There is something about the idea of taking our purest water, putting it into plastic bottles and shipping it overseas that just doesn’t seem right. Even less when the bottling company pays nothing for the water. The final straw is when it isn’t even a NZ company.
This has become a big issue in our district, among other places. The local owners of Otakiri Springs, which takes water of exceptional quality from the Otākiri aquifer, have decided to sell to Nongfu Spring Natural Mineral Water. Some locals, including neighbouring property owner and councillor Mike van der Boom, are objecting. The mayor, Tony Bonne, has welcomed it, saying it will provide jobs for the district. The issue reflects a growing national conflict around water rights and raises a number of questions that are worth exploring in more depth.
Otakiri Springs currently has a consent to take 1200 m3 (1,200,000 L) of water per day specifically for bottling. One report has Nongfu wanting to expand that to 5000m3. It costs them $2003 per year for administration costs on the consent, but they pay nothing for the actual water. The potential turnover with the current consent is in the hundreds of millions of dollars.
To put it in context, a random survey of water consents on the Rangitaiki Plains shows that there are dairy farms with much bigger daily allocations than 1200 m3. Dairy farming covers 80% of the plains and at least 10% of the plains is under irrigation. Like the water bottlers, farmers pay consent administration costs but nothing for the water that they use.

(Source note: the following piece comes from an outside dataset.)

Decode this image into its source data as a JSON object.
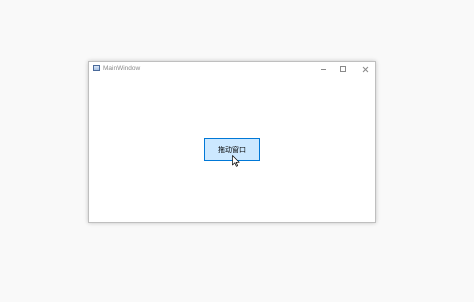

Is farming a better use than drinking? The water bottling takes a litre of water, puts it in a plastic bottle and ships it overseas. Dairying, on the other hand, takes close to 1000L of water to make 1L milk, although most of that is not from irrigation. One estimate suggests that across NZ as a whole about 160L of irrigation water go into each L of milk – although it varies from region to region. Ironically most of that milk is dried into powder and exported.
Water bottling has some serious environmental impacts, mostly from the waste from single use plastic bottles. Milk also comes in disposable containers – either plastic bottles or non-recyclable tetrapacks – but has some added environmental problems. Pastoral farming, as a whole, and dairy farming, in particular, is probably the most significant cause of New Zealand’s most serious environmental problems, from climate change to water degradation to soil loss.

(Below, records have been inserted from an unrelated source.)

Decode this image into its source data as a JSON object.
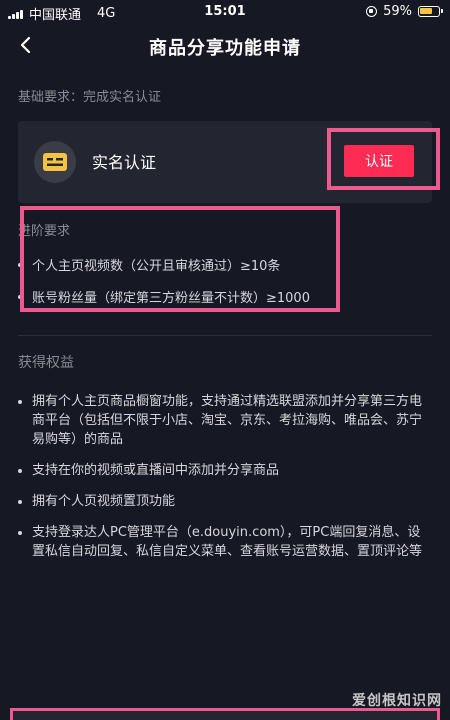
{
  "status": {
    "carrier": "中国联通",
    "network": "4G",
    "time": "15:01",
    "battery": "59%"
  },
  "header": {
    "title": "商品分享功能申请"
  },
  "basic": {
    "label": "基础要求：完成实名认证"
  },
  "verify_card": {
    "label": "实名认证",
    "button": "认证",
    "icon": "id-card-icon"
  },
  "advanced": {
    "label": "进阶要求",
    "items": [
      "个人主页视频数（公开且审核通过）≥10条",
      "账号粉丝量（绑定第三方粉丝量不计数）≥1000"
    ]
  },
  "benefits": {
    "label": "获得权益",
    "items": [
      "拥有个人主页商品橱窗功能，支持通过精选联盟添加并分享第三方电商平台（包括但不限于小店、淘宝、京东、考拉海购、唯品会、苏宁易购等）的商品",
      "支持在你的视频或直播间中添加并分享商品",
      "拥有个人页视频置顶功能",
      "支持登录达人PC管理平台（e.douyin.com），可PC端回复消息、设置私信自动回复、私信自定义菜单、查看账号运营数据、置顶评论等"
    ]
  },
  "watermark": "爱创根知识网",
  "colors": {
    "background": "#161823",
    "card": "#232531",
    "accent": "#fe2c55",
    "highlight": "#ec5a8e",
    "icon_yellow": "#f5c342"
  }
}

Just this January a permanent warning has gone up not to eat pipi from the Waiotahe estuary due to contamination from local dairy farms. While many farmers are trying their best to reduce their environmental impacts, the sheer scale of dairy farming and the increasing intensification (often associated with irrigation) overwhelms these individual efforts.

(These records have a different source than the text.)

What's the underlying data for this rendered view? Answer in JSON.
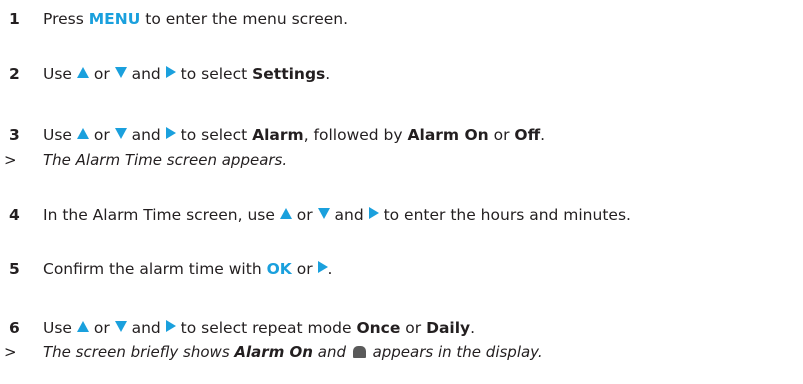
{
  "steps": [
    {
      "number": "1",
      "press": "Press",
      "menu": "MENU",
      "rest": "to enter the menu screen."
    },
    {
      "number": "2",
      "use": "Use",
      "or": "or",
      "and": "and",
      "to_select": "to select",
      "target": "Settings",
      "end": "."
    },
    {
      "number": "3",
      "use": "Use",
      "or": "or",
      "and": "and",
      "to_select": "to select",
      "target": "Alarm",
      "followed": ", followed by",
      "opt1": "Alarm On",
      "or2": "or",
      "opt2": "Off",
      "end": "."
    },
    {
      "number": "4",
      "lead": "In the Alarm Time screen, use",
      "or": "or",
      "and": "and",
      "rest": "to enter the hours and minutes."
    },
    {
      "number": "5",
      "lead": "Confirm the alarm time with",
      "ok": "OK",
      "or": "or",
      "end": "."
    },
    {
      "number": "6",
      "use": "Use",
      "or": "or",
      "and": "and",
      "rest": "to select repeat mode",
      "opt1": "Once",
      "or2": "or",
      "opt2": "Daily",
      "end": "."
    }
  ],
  "results": {
    "symbol": ">",
    "r1": "The Alarm Time screen appears.",
    "r2_lead": "The screen briefly shows",
    "r2_bold": "Alarm On",
    "r2_and": "and",
    "r2_end": "appears in the display."
  },
  "icons": {
    "up": "up-arrow-icon",
    "down": "down-arrow-icon",
    "right": "right-arrow-icon",
    "alarm": "alarm-bell-icon"
  },
  "colors": {
    "accent": "#1aa0dd",
    "text": "#231f20"
  }
}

On the other hand, dairy farming has more significant economic benefits than water bottling. The dairy industry supports a whole load of spin-off businesses that feed money through the local economy. Dairy farms also provide local jobs. Nongfu claims there will be 50 jobs in the bottling plant but it is hard to take that seriously. 50 jobs building the plant, maybe, but once it is up and running no doubt it will be an automated operation with a skeleton crew to oversee and maintain it. There is very little in the way of a supporting industry sector around water bottling.
Probably one of the things that concerns most people, and is the spark for the current debate, is the foreign ownership. Once Otakiri Springs is sold, all the profits will all be siphoned off-shore. This is also true for the increasing number of dairy farms owned off-shore. I do not believe that it is wise to allow New Zealand’s most precious resources – our land and our water – to be owned by overseas interests. I do not oppose all overseas investment, which can bring substantial benefits in terms of new capital, technology transfer and economic diversification. It is an argument for some limits.
The second major issue is the free use of our best water. It is a fallacy to say, as the Government does, that water is owned by no one. Water is owned by everyone, including the non-human users of it. It is a common wealth and should be treated as such, by making sure that anyone who makes a profit from water pays a resource rental back to the community. The rate would be fairly low, but high quality water, for example from the Otakiri aquifer, should attract a higher charge than non-potable water from shallow aquifers.
A resource rental has two benefits. Firstly it puts a price on commercial use of water. This drives more efficient use, in terms of water conservation and also in terms of shifting to higher value uses. There is little reason to use water efficiently when you pay nothing for it.
Secondly, a resource rental generates a fund that can be used in a variety of ways. It could off-set rates, to compensate for the new costs. Alternatively, it could be used to fund the management and restoration of our waterways, administered by a community organisation comprising mana whenua, commercial users, recreational users and environmentalists.
There is not much that can be done about any of this by the local council. The Regional Council deals with water consents and their hands are more or less tied by national legislation. To resolve it will take courage and leadership from the Government. I am not holding my breath.